Care for some cake?

Some light delectable recipes, ideal to serve at teatime

July 20, 2014 06:38 pm | Updated 06:38 pm IST - Kochi

CREATIVITY UNBOUND Swiss roll

CREATIVITY UNBOUND Swiss roll

Rich Chocolate Cake

Ingredients

Butter – 120 gm

Caster sugar – 120 gm

Flour – 150 gm

Baking powder – 2 tsp

Powdered chocolate – 150 gm

Eggs – 2

Black coffee – 2 dessertspoons

Filling

Unsalted butter – 60 gm

Icing sugar – 105 gm

Powdered chocolate – 60 gm

Black coffee – 1-2 dessertspoons

Method

Cream butter and sugar. Sieve the flour and chocolate together.

Beat the eggs and mix them alternately with the dry ingredients into the butter and sugar. Stir in the coffee last.

Mix well and turn into two well-buttered sandwich cake tins. Bake for 30-45 minutes at 355 degrees Farenheit / 180 degrees C.

Cream all the filling ingredients together. Put half the filling in the middle of two sandwich cakes, and remaining filling on top.

Cut and Come Again Cake

Ingredients

Butter – 210 gm

Self raising flour – 360 gm and a pinch of salt, sifted together

Raisins – 120 gm

Currants – 120 gm

Candied peel – 60 gm

Castor sugar – 240 gm

Juice and rind of one lemon

Eggs – 2

Milk – 150 ml

Method

Rub butter into the flour. Add raisins, currants, peel and sugar the grated lemon rind and juice.

Beat the eggs with milk and mix with the above ingredients.

Put into a well-greased cake tin, 9" diameter.

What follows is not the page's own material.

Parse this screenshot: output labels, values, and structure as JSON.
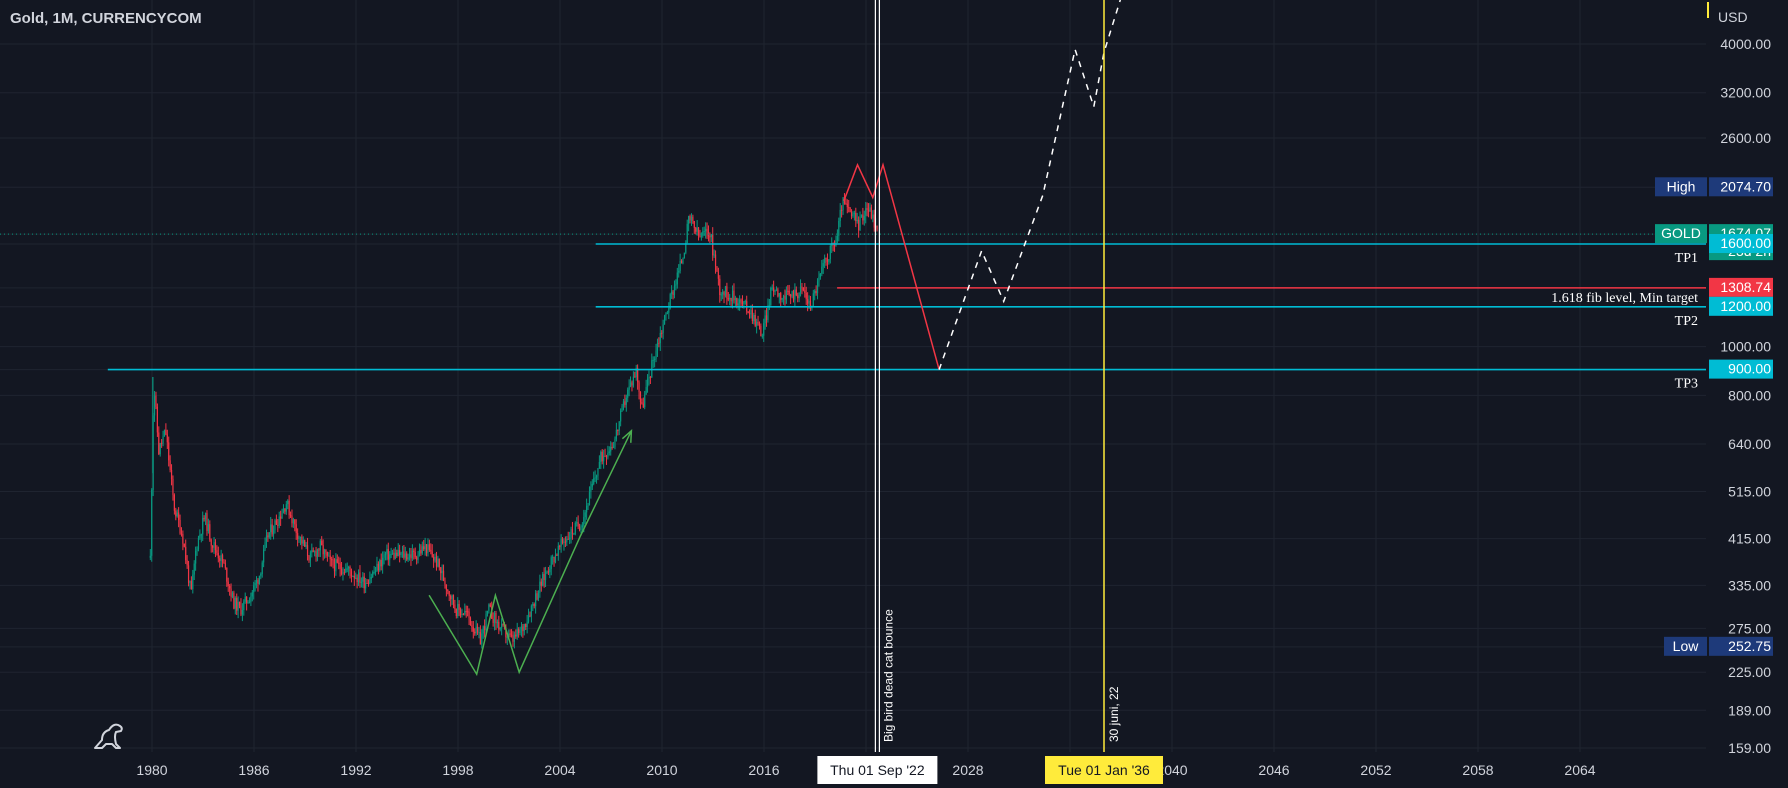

Cook in a moderate oven (355 degrees Fahrenheit / 180 degrees C) for one and a half hours.

Swiss Roll

Ingredients

Large eggs – 3 ( separated)

Sugar – 105 gm

Flour – 105 gm, half tsp baking powder, sifted together

Juice and rind of half a lemon

Red currant jelly or any kind of jam

A little icing sugar

Method

Beat egg yolks and sugar together. When thoroughly mixed, add flour gradually and beat well.

Add lemon juice and rind. Whisk egg whites until stiff, then fold into the egg and flour mixture.

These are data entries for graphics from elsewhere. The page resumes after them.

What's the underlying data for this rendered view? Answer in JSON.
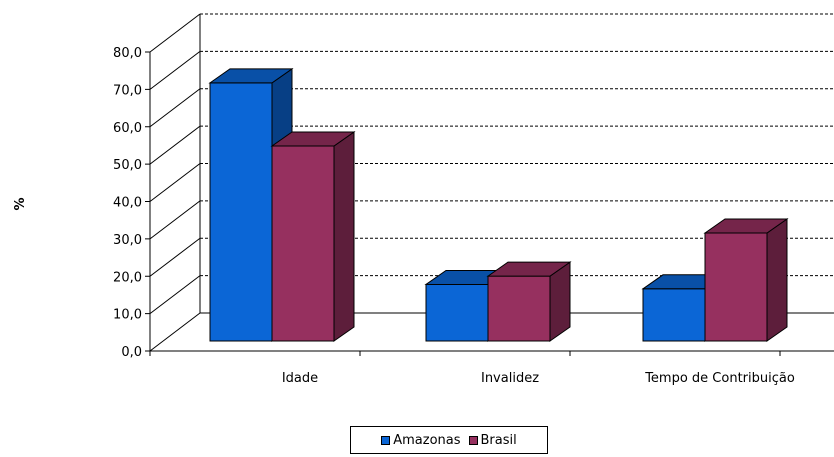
{
  "chart_data": {
    "type": "bar",
    "categories": [
      "Idade",
      "Invalidez",
      "Tempo de Contribuição"
    ],
    "series": [
      {
        "name": "Amazonas",
        "values": [
          71.2,
          15.6,
          14.4
        ],
        "color": "#0b66d6"
      },
      {
        "name": "Brasil",
        "values": [
          53.8,
          17.9,
          29.8
        ],
        "color": "#96305f"
      }
    ],
    "ylabel": "%",
    "ylim": [
      0,
      80
    ],
    "yticks": [
      "0,0",
      "10,0",
      "20,0",
      "30,0",
      "40,0",
      "50,0",
      "60,0",
      "70,0",
      "80,0"
    ],
    "grid": true,
    "legend": "bottom"
  }
}
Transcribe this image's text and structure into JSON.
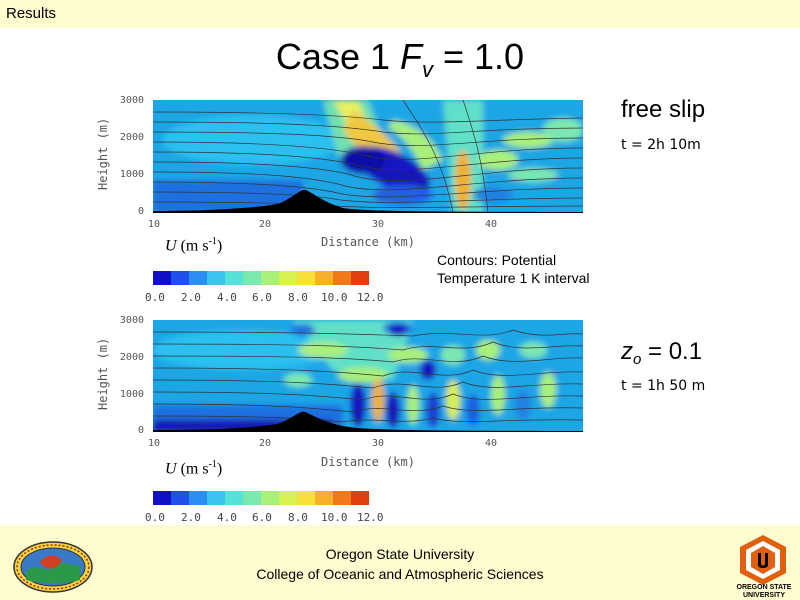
{
  "header": {
    "label": "Results"
  },
  "title": {
    "prefix": "Case 1 ",
    "symbol": "F",
    "subscript": "v",
    "suffix": " = 1.0"
  },
  "panels": [
    {
      "y_ticks": [
        "3000",
        "2000",
        "1000",
        "0"
      ],
      "x_ticks": [
        "10",
        "20",
        "30",
        "40"
      ],
      "y_label": "Height (m)",
      "x_label": "Distance (km)",
      "u_label": {
        "symbol": "U",
        "units": "(m s",
        "exp": "-1",
        "close": ")"
      },
      "colorbar_ticks": [
        "0.0",
        "2.0",
        "4.0",
        "6.0",
        "8.0",
        "10.0",
        "12.0"
      ],
      "side_title": "free slip",
      "side_time": "t = 2h 10m"
    },
    {
      "y_ticks": [
        "3000",
        "2000",
        "1000",
        "0"
      ],
      "x_ticks": [
        "10",
        "20",
        "30",
        "40"
      ],
      "y_label": "Height (m)",
      "x_label": "Distance (km)",
      "u_label": {
        "symbol": "U",
        "units": "(m s",
        "exp": "-1",
        "close": ")"
      },
      "colorbar_ticks": [
        "0.0",
        "2.0",
        "4.0",
        "6.0",
        "8.0",
        "10.0",
        "12.0"
      ],
      "side_title_symbol": "z",
      "side_title_subscript": "o",
      "side_title_value": " = 0.1",
      "side_time": "t = 1h 50 m"
    }
  ],
  "contours_note": {
    "line1": "Contours: Potential",
    "line2": "Temperature 1 K interval"
  },
  "footer": {
    "line1": "Oregon State University",
    "line2": "College of Oceanic and Atmospheric Sciences"
  },
  "colorbar_colors": [
    "#1010c8",
    "#1f50e8",
    "#2b8ff2",
    "#3bc3f0",
    "#55e0d8",
    "#7be8b0",
    "#a8f07a",
    "#d8f050",
    "#f7e03a",
    "#f7b02a",
    "#f07a1a",
    "#e04010"
  ],
  "colors": {
    "panel_bg": "#fffccf",
    "osu_orange": "#e06010"
  }
}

Butter a piece of greaseproof paper or tinfoil (approx. 12" X 8") and lay on a baking sheet, spread mixture evenly onto the greaseproof paper and cook in a pre-heated oven ( 355 degrees F) for 10-15 minutes until golden.

Remove from the oven, and turn upside down onto a lightly floured board. Pull off the paper carefully.

Spread with jelly or jam while still hot, then roll up. Leave Swiss Roll to cool and then dust with icing sugar.

Eat the Swiss Roll the same day as it is made.